Eventually the protagonist reached what was an identifiable end of the level and moved to another room for the next level. I'm slightly vague as to whether the second level was on foot or in a car, but it broadly felt very similar. A crucial part of it was a complex maze that was clearly so complicated that you weren't meant to be able to practically go through it - instead, the protagonist went around it. In going around it, the protagonist ran out of fuel/energy once again, but just before he died, he received some advice from some other source (might have been someone who had materialised in the car[?] alongside him) that he was only playing a game and that it didn't matter that he was about to die, because he was about to be reborn and could continue the game. There was a little more to it than that - I think there were a few gratuitous mentions of, or allusions to, The Matrix in there as well.
Anyway, the final bit of energy was lost and the image faded to black. It picked back up again and the protagonist restarted exactly where he died, to great cheers. Something pulled past him from behind though and he readied to shoot it or dispose of it, but it turned out to be his (not my!) real-world parents, grinning and waving, plus a grandmother in a wheelchair. At this point he perceived he was trapped in the game world for real and started crying. Then I woke up.

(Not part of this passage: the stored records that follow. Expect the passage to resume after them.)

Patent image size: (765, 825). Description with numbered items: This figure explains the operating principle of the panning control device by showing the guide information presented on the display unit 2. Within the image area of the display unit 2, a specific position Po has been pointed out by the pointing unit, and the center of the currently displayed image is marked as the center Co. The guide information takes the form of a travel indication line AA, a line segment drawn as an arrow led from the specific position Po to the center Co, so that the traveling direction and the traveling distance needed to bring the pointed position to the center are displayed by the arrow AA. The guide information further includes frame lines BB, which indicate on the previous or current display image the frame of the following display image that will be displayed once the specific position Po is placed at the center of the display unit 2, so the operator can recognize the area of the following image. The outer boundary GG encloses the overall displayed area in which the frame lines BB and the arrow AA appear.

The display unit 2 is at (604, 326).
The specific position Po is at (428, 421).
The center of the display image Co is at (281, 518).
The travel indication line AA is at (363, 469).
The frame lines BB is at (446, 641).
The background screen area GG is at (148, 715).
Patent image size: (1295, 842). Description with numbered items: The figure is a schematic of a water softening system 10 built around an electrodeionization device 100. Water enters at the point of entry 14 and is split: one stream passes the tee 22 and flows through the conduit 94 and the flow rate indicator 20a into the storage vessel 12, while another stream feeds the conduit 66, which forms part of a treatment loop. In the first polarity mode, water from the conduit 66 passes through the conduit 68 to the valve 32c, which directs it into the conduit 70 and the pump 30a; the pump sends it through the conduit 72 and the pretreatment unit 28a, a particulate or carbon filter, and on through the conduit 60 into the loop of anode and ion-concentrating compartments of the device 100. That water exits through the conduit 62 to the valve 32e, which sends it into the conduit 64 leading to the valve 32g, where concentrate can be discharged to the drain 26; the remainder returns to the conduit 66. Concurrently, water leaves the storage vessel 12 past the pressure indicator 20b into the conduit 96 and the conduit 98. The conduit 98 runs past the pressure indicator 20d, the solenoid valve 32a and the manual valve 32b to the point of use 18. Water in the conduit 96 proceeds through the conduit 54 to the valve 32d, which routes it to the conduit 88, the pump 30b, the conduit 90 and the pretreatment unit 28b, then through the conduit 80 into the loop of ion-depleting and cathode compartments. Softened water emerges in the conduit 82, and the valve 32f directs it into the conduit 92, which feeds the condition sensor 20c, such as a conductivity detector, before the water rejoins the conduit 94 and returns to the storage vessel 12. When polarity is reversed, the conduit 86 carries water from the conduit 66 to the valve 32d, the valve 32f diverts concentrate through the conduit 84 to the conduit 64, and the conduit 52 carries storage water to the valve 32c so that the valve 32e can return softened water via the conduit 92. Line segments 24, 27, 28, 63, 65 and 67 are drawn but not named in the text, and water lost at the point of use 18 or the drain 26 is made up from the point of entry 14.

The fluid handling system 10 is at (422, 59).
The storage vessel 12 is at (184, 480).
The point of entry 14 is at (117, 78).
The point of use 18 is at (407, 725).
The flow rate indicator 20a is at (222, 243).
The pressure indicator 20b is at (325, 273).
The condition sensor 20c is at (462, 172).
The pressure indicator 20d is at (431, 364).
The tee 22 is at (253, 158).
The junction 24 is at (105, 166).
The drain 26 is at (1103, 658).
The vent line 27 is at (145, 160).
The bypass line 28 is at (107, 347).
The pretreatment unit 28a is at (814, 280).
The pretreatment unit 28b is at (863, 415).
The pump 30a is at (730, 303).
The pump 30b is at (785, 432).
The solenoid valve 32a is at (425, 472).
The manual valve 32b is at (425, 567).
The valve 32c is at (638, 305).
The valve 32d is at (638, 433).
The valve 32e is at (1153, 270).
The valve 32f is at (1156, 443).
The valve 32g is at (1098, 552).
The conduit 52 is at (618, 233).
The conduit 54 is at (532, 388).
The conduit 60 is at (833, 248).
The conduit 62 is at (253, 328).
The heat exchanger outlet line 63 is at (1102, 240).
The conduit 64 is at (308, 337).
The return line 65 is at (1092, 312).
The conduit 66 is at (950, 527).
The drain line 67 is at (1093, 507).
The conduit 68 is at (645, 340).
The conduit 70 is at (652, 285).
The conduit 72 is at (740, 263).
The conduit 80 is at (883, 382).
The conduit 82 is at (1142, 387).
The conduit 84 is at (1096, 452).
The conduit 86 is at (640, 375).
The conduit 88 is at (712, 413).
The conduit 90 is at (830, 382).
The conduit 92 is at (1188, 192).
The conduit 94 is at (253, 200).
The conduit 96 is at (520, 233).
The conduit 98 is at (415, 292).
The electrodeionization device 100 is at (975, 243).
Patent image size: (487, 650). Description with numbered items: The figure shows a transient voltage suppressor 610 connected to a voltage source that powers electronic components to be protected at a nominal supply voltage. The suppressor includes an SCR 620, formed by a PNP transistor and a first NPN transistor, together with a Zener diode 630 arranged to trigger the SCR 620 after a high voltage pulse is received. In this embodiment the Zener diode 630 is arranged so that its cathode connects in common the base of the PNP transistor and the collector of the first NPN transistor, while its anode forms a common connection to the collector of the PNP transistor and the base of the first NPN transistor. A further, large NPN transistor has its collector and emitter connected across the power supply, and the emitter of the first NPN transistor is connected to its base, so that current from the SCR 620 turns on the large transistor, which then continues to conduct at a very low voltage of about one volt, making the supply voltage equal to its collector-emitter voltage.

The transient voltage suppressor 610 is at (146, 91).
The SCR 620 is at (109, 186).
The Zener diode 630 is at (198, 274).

It doesn't make a lot of sense, but then again it doesn't have to - it's a dream, after all. One of my friends claims never to remember his dreams, which I think is a terribly unfortunate facet of life that he's missing out on. I would rather lose a finger than lose my ability to remember the one spectacular dream I have every month or two. (They're all very trivial; I haven't received any important life messages or communications from higher powers through my dreams, though a friend claims he has and has made some important lifestyle decisions as a result.) Sometimes I get nightmares, too, alas, but thankfully only a couple per year. However, when they happen, they really put a gloom over my day. I probably should work out some way not to care about them so much when they occur.